All this sounds maybe somewhat scary, so let’s have another look.
Control vs. Trust
What is the difference between trust and control?
It’s a question of lack of information. If you have a lack of information you have less freedom. There is fear, suspicion, mistrust. Therefore there is need for control. Will hard punishments help? probably not. So in the situation without control there is only little chance that you are caught. You also need to catch many suspicious people to check if they are the bad guys. The problem: You only have little information and this might make you suspicous. If you would have more information about somebody then this might not be the case anymore.
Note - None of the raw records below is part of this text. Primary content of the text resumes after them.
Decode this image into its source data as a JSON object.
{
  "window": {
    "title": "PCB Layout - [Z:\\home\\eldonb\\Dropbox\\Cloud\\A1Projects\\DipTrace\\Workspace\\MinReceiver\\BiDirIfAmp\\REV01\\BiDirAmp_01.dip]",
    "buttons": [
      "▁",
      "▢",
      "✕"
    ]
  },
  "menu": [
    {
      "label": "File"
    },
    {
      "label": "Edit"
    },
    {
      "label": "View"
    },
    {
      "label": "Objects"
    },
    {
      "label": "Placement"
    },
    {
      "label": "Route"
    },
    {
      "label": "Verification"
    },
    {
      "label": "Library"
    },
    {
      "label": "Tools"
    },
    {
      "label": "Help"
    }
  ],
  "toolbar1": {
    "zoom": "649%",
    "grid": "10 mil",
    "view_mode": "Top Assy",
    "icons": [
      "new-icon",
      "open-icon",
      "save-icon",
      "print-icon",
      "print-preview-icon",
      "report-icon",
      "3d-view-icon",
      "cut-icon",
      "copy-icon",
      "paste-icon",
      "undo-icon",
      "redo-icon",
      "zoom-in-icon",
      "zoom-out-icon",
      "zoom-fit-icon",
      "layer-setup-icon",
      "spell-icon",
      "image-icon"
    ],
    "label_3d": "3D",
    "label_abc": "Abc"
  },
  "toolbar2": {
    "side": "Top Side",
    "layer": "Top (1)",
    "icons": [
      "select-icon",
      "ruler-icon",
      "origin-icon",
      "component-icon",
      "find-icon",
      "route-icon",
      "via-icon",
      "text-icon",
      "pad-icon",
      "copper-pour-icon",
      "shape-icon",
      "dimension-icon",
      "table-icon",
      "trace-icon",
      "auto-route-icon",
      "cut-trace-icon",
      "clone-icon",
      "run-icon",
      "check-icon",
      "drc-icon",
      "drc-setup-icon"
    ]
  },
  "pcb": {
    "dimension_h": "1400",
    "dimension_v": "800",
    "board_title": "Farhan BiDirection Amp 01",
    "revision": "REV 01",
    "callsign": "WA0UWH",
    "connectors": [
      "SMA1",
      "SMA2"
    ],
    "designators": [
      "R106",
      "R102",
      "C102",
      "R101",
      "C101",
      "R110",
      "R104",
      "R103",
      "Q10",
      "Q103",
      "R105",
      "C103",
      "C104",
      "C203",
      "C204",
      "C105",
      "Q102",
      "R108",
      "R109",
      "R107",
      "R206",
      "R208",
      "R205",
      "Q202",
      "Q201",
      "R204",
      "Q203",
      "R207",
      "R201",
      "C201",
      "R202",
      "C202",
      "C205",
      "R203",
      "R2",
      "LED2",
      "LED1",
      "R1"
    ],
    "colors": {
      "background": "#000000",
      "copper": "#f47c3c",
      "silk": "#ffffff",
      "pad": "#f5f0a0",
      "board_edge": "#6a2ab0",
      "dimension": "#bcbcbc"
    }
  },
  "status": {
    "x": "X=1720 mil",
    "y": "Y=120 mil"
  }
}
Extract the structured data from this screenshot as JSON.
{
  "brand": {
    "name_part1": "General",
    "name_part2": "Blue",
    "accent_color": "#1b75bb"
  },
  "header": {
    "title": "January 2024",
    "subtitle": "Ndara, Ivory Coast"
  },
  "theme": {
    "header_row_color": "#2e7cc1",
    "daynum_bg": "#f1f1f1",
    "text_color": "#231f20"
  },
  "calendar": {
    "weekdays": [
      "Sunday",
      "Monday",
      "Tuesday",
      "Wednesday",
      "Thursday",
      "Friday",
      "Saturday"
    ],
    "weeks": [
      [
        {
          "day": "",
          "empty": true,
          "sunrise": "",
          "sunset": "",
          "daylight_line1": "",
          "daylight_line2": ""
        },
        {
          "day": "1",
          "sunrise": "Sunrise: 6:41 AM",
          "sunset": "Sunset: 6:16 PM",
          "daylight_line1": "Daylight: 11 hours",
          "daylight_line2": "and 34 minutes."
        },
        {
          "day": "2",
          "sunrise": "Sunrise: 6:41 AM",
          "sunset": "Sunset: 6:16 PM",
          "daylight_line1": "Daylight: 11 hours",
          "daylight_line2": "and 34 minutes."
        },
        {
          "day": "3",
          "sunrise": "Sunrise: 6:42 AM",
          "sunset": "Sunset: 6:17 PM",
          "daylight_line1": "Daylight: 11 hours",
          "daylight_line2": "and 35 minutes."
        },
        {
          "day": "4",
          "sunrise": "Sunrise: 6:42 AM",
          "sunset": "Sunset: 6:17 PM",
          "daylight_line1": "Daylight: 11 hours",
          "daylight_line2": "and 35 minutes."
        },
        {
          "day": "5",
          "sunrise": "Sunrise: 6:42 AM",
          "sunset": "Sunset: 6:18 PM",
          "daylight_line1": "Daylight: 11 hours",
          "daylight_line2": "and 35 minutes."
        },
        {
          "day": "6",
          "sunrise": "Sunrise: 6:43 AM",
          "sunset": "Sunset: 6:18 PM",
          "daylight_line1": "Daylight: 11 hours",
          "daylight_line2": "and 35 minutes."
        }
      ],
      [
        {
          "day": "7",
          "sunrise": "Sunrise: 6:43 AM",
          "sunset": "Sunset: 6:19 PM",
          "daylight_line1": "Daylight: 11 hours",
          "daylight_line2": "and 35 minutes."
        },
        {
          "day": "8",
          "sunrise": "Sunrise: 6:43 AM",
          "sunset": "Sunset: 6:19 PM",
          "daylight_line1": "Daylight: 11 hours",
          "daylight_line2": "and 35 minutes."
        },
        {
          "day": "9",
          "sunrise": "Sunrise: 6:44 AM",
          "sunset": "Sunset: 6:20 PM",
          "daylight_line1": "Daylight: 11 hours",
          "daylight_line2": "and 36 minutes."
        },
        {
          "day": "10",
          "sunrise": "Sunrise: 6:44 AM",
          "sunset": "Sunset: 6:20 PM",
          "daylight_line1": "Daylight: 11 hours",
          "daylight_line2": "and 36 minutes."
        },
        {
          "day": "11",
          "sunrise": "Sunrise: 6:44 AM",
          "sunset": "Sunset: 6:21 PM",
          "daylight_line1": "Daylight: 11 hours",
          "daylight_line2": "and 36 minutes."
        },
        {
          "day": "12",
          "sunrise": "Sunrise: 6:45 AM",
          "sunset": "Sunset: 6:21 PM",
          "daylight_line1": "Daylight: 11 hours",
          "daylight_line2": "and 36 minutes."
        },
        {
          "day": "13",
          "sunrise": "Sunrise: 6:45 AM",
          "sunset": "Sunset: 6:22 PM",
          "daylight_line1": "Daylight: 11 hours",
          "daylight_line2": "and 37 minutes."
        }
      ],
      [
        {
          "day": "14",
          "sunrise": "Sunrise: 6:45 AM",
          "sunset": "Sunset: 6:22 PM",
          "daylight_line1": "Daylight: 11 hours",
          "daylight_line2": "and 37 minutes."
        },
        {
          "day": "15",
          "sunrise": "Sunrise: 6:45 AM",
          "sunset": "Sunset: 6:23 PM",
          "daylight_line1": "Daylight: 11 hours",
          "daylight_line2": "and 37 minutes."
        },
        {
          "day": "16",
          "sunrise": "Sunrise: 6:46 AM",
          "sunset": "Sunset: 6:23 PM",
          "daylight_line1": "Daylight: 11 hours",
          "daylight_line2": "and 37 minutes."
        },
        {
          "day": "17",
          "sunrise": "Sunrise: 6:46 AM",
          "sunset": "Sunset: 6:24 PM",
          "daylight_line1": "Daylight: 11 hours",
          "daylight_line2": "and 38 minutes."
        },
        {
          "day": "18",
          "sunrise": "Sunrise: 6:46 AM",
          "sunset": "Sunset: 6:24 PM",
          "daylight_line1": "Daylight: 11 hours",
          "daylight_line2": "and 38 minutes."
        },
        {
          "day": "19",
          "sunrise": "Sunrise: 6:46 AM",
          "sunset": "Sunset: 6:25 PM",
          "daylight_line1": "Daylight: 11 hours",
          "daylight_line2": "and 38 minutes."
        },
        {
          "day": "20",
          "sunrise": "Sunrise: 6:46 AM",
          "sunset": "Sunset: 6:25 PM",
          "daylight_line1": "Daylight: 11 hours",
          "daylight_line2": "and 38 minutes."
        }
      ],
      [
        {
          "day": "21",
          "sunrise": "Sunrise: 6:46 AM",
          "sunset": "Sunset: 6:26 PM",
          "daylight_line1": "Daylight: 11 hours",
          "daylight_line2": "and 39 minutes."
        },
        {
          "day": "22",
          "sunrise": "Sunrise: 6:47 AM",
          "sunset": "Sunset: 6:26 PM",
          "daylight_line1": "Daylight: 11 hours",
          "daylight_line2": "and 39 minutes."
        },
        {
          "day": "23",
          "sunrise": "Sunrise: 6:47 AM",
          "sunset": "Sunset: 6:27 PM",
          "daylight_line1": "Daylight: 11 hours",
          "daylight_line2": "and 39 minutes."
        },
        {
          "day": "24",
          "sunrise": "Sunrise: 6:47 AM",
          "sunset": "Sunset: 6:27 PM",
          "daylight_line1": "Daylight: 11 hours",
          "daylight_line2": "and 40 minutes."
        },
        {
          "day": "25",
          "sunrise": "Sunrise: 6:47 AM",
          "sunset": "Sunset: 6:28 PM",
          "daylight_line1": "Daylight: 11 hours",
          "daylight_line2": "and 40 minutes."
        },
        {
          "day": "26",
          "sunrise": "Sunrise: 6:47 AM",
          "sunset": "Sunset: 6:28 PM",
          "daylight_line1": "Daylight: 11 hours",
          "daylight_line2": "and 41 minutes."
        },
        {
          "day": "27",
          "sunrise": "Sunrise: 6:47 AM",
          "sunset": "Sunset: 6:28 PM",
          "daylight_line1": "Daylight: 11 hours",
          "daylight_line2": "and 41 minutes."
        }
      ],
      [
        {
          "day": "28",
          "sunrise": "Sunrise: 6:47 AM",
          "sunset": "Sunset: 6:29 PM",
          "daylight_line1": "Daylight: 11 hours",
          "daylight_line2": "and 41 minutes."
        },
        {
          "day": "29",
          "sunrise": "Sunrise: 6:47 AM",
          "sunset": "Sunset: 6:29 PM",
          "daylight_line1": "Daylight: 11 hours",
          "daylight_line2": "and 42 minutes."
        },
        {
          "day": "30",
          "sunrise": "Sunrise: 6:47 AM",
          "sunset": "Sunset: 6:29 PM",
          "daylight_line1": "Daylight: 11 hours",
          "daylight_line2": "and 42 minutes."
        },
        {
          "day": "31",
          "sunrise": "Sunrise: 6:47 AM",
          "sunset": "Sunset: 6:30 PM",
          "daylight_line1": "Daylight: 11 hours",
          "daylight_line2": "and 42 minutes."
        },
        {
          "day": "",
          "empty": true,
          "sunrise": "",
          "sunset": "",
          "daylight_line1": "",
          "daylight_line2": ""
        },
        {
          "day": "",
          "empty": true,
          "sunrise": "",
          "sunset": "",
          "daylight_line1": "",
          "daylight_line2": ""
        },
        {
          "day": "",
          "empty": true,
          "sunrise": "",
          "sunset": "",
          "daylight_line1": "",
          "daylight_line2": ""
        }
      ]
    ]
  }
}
Abundance of information: more freedom. You have more trust then. Ignorance creates fear, knowledge creates trust. There would be less need for strict control or deterrence. You only need few, precise laws and easy punishments. You know exactly what is harmful and punishments can be lighter.
(editor remark: What do you need trust for then?)
He also says that these views might create many contrary opinions.^
Reading recommendations
„Privacy“ in: „Stanford Encyclopedia of Philosophy“, 2006
„The Value of Privacy“, Beate Rössler, 1995
„The Fall of Public Man“, Richard Sennet, 1977
„Facebook and the Social Dynamics of Privacy„, James Grimmelmann, 2008
„The Transparent Society“, David Brin, 1998
Discussion
One participant: „I feel irritated. I am not convinced at all that e.g. you can make police will stream their beatings at demonstrations. I don’t think that this is not a really realistic suggestion“.
Christian: Yes, but this all is not a solution, it’s all speculation. The main intent was to throw out some ideas on how it could work out in the end.
There also was the question if you can force transparency on those who don’t want it.
End remark: Sound wasn’t that great so I might not have caught all correctly. The usual disclaimer of not everything being correct for this live blogging applies.